« La liberté, ce bien qui fait jouir des autres biens », écrivait Montesquieu. Et Tocqueville : « Qui cherche dans la liberté autre chose qu’elle même est fait pour servir ». Qui s’intéresse aujourd’hui à la liberté ? A celle qui ne se confond pas avec le libéralisme économique, dont on mesure combien il peut être source de prospérité mais aussi d’inégalités et de contraintes sociales ? A celle qui fonde le respect de la vie privée et la participation authentique à la vie publique ? La liberté devrait être au cœur de la démocratie et de l’Etat de droit. En même temps, elle ne peut être maintenue et garantie que par la vigilance et l’action des individus. Ils ne sauraient en être simples bénéficiaires ou rentiers, ils doivent non seulement l’exercer mais encore surveiller attentivement ses conditions d’exercice. Tâche d’autant plus nécessaire dans une période où les atteintes qui lui sont portées sont aussi insidieuses que multiples.


mercredi 4 juillet 2018

CEDH : Les limites du droit à l'oubli

Dans un arrêt du 28 juin 2018 M. L et W. W. c. Allemagne, la Cour européenne des droits de l'homme (CEDH) fait prévaloir la liberté de presse sur le droit à l'oubli. Les requérants, deux demi-frères, ont été condamnés à une peine d'emprisonnement à perpétuité en 1993, pour l'assassinat, en juillet 1990, d'un acteur très populaire en Allemagne. Ils ont toujours protesté de leur innocence et ont sollicité, à plusieurs reprises, la révision de leur condamnation, toujours sans succès. Ils ont finalement été remis en liberté avec mise à l'épreuve, l'un en août 2007 et l'autre en janvier 2008. 

M. L. et W. W. vont alors engager des procédures contre plusieurs médias allemands, parmi lesquels la radio publique Deutschlandradio, le magazine Der Spiegel et le quotidien Mannheimer Morgen.
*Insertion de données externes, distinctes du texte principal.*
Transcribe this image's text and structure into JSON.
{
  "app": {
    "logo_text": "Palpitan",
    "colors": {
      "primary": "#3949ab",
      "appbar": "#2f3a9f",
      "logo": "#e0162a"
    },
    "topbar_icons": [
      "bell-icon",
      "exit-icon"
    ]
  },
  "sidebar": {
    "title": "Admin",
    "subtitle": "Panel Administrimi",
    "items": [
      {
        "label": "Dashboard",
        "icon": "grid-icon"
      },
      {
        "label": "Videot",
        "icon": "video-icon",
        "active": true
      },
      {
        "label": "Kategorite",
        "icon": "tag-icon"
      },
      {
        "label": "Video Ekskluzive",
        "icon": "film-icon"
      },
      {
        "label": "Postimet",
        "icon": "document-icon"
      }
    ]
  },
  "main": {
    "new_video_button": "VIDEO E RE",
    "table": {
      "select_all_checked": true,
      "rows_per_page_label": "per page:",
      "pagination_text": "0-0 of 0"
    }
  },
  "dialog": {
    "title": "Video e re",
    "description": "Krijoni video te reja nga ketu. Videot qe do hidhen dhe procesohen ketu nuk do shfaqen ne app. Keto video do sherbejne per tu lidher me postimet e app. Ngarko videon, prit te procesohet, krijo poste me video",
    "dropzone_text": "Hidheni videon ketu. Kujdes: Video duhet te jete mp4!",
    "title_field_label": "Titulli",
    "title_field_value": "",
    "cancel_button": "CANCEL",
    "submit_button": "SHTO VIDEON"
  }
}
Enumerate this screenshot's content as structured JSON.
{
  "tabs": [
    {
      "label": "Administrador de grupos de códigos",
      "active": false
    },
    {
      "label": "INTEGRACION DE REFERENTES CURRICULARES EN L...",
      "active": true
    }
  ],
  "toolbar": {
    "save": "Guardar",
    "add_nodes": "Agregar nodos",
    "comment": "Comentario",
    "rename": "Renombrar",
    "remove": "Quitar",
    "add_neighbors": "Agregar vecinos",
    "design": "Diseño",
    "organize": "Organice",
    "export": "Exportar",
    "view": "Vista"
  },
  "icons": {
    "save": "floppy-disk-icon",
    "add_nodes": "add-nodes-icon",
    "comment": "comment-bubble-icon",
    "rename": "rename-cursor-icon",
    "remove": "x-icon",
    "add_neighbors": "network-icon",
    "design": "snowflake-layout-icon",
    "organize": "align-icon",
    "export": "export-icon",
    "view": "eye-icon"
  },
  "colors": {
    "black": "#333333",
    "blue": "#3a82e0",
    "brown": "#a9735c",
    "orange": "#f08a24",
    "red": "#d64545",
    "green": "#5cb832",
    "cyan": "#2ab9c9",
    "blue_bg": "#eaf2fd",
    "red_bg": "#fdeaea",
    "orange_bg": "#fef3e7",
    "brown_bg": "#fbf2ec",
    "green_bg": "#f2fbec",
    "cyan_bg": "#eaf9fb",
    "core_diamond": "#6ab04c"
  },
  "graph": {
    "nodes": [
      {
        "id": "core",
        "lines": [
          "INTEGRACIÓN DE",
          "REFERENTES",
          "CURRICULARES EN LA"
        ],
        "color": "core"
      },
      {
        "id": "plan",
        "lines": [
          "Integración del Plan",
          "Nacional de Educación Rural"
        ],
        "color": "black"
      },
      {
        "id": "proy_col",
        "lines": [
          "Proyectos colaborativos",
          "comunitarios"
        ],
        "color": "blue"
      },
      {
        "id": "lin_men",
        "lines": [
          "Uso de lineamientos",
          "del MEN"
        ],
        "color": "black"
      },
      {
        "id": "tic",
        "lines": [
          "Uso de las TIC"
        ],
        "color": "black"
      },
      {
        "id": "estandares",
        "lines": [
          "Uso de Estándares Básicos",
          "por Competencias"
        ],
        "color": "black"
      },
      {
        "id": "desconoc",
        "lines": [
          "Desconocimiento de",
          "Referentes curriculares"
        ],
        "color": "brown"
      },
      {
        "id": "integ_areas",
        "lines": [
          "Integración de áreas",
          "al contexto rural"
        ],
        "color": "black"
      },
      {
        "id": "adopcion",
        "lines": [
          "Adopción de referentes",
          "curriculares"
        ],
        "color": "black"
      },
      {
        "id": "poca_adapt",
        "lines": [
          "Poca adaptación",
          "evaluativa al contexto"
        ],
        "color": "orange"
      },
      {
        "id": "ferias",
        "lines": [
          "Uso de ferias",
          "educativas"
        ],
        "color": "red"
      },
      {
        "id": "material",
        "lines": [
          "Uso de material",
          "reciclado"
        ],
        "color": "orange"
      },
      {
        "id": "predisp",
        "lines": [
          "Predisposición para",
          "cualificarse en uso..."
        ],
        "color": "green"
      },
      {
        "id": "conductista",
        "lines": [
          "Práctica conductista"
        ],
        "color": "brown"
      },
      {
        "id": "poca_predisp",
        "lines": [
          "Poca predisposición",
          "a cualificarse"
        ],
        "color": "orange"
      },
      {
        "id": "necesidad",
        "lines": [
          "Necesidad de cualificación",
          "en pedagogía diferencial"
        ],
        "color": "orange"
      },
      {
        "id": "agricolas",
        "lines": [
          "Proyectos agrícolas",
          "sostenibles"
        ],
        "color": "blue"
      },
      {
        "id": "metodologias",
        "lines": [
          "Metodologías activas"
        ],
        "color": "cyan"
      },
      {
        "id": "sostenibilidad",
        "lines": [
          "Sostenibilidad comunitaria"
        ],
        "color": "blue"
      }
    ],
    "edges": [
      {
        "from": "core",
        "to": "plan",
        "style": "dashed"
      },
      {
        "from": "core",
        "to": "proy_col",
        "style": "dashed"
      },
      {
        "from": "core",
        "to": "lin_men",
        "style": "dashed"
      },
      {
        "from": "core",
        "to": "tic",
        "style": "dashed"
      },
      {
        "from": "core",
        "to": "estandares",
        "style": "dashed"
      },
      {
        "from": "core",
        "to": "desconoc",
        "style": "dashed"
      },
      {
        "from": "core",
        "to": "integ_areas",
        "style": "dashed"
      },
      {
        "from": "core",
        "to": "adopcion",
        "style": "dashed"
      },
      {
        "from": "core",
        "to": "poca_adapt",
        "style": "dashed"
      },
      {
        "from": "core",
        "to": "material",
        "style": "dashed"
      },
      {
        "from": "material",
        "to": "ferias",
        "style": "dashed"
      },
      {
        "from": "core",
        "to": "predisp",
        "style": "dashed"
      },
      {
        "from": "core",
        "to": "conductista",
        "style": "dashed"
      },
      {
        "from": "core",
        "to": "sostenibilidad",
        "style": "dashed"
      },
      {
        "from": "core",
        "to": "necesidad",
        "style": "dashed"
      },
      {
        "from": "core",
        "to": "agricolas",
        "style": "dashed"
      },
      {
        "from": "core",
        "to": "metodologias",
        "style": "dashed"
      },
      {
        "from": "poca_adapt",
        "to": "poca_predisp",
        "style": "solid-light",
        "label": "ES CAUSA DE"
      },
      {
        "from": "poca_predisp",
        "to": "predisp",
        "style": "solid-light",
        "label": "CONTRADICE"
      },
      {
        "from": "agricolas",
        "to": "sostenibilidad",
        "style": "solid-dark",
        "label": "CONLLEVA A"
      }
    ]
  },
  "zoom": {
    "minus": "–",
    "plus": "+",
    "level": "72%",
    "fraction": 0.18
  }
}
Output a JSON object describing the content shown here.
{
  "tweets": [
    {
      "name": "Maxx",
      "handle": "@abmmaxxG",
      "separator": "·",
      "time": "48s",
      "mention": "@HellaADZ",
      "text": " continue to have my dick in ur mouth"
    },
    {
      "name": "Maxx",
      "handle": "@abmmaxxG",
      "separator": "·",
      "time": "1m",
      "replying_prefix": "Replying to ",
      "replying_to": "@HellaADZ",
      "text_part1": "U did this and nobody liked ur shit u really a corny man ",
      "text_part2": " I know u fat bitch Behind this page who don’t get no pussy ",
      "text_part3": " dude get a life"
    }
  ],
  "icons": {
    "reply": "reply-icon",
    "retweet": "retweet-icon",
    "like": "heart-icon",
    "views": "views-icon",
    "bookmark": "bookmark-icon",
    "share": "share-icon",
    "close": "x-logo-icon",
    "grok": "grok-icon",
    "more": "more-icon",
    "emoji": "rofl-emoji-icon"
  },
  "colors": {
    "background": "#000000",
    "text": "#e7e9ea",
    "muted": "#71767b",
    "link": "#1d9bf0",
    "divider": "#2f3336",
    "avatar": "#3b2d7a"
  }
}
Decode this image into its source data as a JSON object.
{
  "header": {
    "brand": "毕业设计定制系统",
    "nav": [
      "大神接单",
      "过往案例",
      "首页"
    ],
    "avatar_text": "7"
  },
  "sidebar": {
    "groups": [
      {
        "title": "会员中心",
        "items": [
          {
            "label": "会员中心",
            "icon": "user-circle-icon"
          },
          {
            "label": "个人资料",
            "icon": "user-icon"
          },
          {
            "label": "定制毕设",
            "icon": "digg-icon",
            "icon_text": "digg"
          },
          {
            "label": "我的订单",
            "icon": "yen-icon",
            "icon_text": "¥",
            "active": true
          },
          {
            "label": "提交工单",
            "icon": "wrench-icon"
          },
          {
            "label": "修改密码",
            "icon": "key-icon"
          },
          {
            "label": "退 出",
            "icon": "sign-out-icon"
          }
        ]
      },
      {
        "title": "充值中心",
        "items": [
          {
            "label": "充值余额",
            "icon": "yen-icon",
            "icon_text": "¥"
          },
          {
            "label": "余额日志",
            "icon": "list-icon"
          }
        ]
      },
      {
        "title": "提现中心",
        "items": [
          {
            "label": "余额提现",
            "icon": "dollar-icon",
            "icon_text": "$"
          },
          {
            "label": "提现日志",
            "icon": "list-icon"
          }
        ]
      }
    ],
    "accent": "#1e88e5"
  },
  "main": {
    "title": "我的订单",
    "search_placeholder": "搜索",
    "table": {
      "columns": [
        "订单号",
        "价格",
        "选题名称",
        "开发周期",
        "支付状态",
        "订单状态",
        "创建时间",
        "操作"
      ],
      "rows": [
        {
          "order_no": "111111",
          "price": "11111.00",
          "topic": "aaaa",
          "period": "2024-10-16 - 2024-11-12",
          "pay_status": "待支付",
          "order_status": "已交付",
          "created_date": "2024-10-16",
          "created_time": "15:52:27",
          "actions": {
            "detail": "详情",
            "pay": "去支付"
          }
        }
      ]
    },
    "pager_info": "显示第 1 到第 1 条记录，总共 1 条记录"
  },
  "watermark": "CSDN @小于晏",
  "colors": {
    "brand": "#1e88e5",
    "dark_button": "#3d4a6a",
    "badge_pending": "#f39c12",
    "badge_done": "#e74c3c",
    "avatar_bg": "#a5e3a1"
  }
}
Tous trois se voient reprocher d'avoir laissé subsister dans leurs archives émissions et articles relatifs à cet assassinat mentionnant leur nom. L'article du Mannheimer Morgen remontait à l'époque des faits, celui de la radio de juillet 2000, et celui du Spiegel à 2001, à un moment où les tribunaux allemands refusaient la requête en révision. Les requérants estiment que l'accessibilité de ces documents les stigmatisent de manière permanente, alors qu'ils ont purgé leur peine et désirent se réinsérer dans la société. Les juges du fond ont, dans un premier temps, accueilli leur demande, estimant que le droit à l'oubli l'emportait sur le droit du public à être informé. Mais la Cour fédérale de justice cassa ces décisions qui, à ses yeux, ne prenait pas suffisamment en considération le droit à la liberté d'expression des médias et l'intérêt de l'information du public. 

La CEDH ne substitue pas son appréciation à celle des tribunaux allemands. Elle se borne à dire que leur décision ne porte pas atteinte à la Convention européenne de sauvegarde des droits de l'homme. Elle laisse ainsi aux Etats un large pouvoir d'appréciation de l'équilibre entre le respect de la vie privée auquel se rattache le droit à l'oubli et la liberté de presse, élément de la liberté d'expression.  

La vie privée


Il n'est pas contesté qu'une atteinte au droit à la vie privée, et donc à l'article 8 de la Convention, peut intervenir lorsque des informations contenant des données personnelles ont été mises à la disposition du public (CEDH, 27 juin 2017, Satakunnan Markkinapörsi Oy et Satamedia Oy c. Finlande). Depuis l'arrêt Axel Springer c. Allemagne du 7 février 2012, la CEDH précise que l'atteinte à la réputation personnelle doit, pour être sanctionnée au titre de l'article 8, atteindre un certain niveau de gravité et causer un préjudice réel à la jouissance du droit au respect de la vie privée.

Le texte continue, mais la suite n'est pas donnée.